The manuscript by Kuhn and co-workers is well written, follows a logical order and experiments are well designed and adequate to answer the questions at hand. There is very little to comment on this manuscript, except for the few remarks listed below.

- Line 190: the double mutated promoter line is not significantly higher compared to all other lines, as the mutation in the second AuxRE element (2M line: bc) is not significantly different to the double mutated line (1+2M line: c). This should be changed in the text.

Response: The reviewer is correct, and we have addressed this comment in the revised manuscript.

- Line 220: Although previously shown, it would be good to show both ETT and IND binding to the PID promoter in an auxin dependent or independent manner in the same experiment. Also, In Figure3, what does NC stand for (I assume a negative control, but not mentioned in the legend) and how was this region selected?

Response: The reviewer is correct the information on NC was missing in Figure 3. We have addressed this issue in the legend and the corresponding Materials and Methods section. The reviewer also suggests to show ETT binding to the PIDpromoter in presence and absence of auxin. However, given that the focus of this experiment is on identifying in vivo binding of IND to the PIDpromoter ± auxin and given that the promoter binding of ETT has been studied in detail previously (Simonini et al., 2016 Genes Dev) we do not think that this information would improve the manuscript.   

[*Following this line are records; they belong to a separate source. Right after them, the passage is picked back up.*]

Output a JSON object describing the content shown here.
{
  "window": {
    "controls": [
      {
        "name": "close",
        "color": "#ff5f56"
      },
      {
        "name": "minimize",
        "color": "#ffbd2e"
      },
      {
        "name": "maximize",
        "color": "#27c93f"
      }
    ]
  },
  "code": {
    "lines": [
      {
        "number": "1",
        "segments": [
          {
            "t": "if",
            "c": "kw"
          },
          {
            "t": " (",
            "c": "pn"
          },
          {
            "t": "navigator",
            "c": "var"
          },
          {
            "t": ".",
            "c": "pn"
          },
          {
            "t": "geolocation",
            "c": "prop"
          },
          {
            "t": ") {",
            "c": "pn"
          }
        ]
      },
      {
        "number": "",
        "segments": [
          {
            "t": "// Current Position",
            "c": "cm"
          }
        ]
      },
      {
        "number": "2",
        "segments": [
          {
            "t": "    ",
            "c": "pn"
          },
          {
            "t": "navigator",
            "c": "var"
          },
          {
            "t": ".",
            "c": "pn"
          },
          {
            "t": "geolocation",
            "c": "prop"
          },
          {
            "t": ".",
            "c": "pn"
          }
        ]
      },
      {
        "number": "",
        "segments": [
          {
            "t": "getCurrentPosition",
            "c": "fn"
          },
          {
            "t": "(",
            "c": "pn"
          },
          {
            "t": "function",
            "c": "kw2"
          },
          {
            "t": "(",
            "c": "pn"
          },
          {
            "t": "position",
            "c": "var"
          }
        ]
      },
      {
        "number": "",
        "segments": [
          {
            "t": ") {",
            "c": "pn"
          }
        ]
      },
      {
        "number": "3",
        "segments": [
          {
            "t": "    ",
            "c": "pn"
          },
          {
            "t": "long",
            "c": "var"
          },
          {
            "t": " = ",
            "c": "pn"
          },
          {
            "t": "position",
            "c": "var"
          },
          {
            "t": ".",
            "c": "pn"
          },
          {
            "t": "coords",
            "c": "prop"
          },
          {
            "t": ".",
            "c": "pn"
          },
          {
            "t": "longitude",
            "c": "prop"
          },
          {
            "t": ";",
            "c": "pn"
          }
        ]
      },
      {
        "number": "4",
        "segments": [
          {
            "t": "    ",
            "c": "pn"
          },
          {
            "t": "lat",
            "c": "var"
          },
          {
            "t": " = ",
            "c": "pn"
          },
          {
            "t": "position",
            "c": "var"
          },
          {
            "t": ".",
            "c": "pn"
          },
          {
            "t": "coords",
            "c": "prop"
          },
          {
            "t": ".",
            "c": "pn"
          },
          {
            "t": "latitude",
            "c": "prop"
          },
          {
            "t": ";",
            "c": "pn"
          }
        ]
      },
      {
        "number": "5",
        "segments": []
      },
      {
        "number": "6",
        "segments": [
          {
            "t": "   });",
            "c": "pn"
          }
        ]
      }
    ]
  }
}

- ETT binding to PID promoter is not dependent on auxin, while IND binding is. What is the biological significance of this finding. How does this difference feed into the observed phenotypes? Can the authors elaborate on this a bit more in the discussion?

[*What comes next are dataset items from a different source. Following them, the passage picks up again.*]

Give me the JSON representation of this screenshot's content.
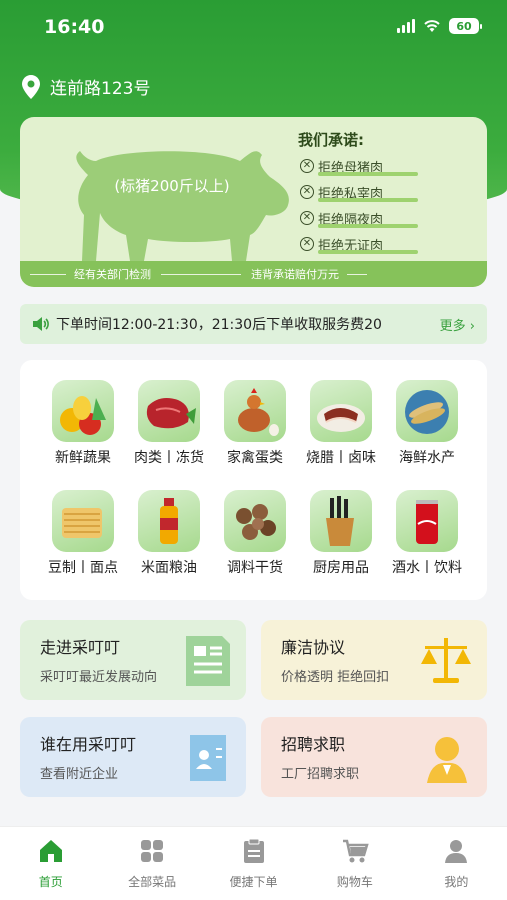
{
  "status": {
    "time": "16:40",
    "battery": "60"
  },
  "location": {
    "address": "连前路123号"
  },
  "banner": {
    "pig_text": "(标猪200斤以上)",
    "promise_title": "我们承诺:",
    "promises": [
      "拒绝母猪肉",
      "拒绝私宰肉",
      "拒绝隔夜肉",
      "拒绝无证肉"
    ],
    "footer_left": "经有关部门检测",
    "footer_right": "违背承诺赔付万元"
  },
  "notice": {
    "text": "下单时间12:00-21:30，21:30后下单收取服务费20",
    "more": "更多 ›"
  },
  "categories": [
    {
      "label": "新鲜蔬果",
      "icon": "vegetables-icon"
    },
    {
      "label": "肉类丨冻货",
      "icon": "meat-icon"
    },
    {
      "label": "家禽蛋类",
      "icon": "poultry-icon"
    },
    {
      "label": "烧腊丨卤味",
      "icon": "cured-meat-icon"
    },
    {
      "label": "海鲜水产",
      "icon": "seafood-icon"
    },
    {
      "label": "豆制丨面点",
      "icon": "tofu-noodle-icon"
    },
    {
      "label": "米面粮油",
      "icon": "oil-icon"
    },
    {
      "label": "调料干货",
      "icon": "dried-goods-icon"
    },
    {
      "label": "厨房用品",
      "icon": "knife-block-icon"
    },
    {
      "label": "酒水丨饮料",
      "icon": "cola-can-icon"
    }
  ],
  "features": [
    {
      "title": "走进采叮叮",
      "sub": "采叮叮最近发展动向",
      "bg": "#e1f1dc"
    },
    {
      "title": "廉洁协议",
      "sub": "价格透明 拒绝回扣",
      "bg": "#f7f2d8"
    },
    {
      "title": "谁在用采叮叮",
      "sub": "查看附近企业",
      "bg": "#dde9f6"
    },
    {
      "title": "招聘求职",
      "sub": "工厂招聘求职",
      "bg": "#f8e3dc"
    }
  ],
  "tabs": [
    {
      "label": "首页",
      "icon": "home-icon",
      "active": true
    },
    {
      "label": "全部菜品",
      "icon": "grid-icon",
      "active": false
    },
    {
      "label": "便捷下单",
      "icon": "clipboard-icon",
      "active": false
    },
    {
      "label": "购物车",
      "icon": "cart-icon",
      "active": false
    },
    {
      "label": "我的",
      "icon": "user-icon",
      "active": false
    }
  ],
  "colors": {
    "brand_green": "#2a9d34",
    "banner_bg": "#e2f1cf"
  }
}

Response: This is an interesting point. In terms of ETT, this has been published in Simonini et al., 2016 Genes Dev; however, we have elaborated more on this in the Discussion section of the revised manuscript.

- Does the fact that even the mutated lines fully rescue the strong valve phenotype of the pid mutant show that (likely) other regulatory cis-elements are present in the promoter, but now yet uncovered? This would be based on the very mild phenotypes observed? Can the authors discuss this point?

Response: Thank you for this interesting comment. As already presented by our group in a previous publication (Simonini et al., 2016 Genes Dev), there are indeed several other AuxREs across the PIDpromoter; however, ChIP with ETT-GFP was strongest to the region containing the two AuxREs studied here. Even so, we have included more detail in the Discussion section of the revised manuscript.

Round 2

Reviewer 2 Report

I would like to thanks authors for considering the comments and suggestions.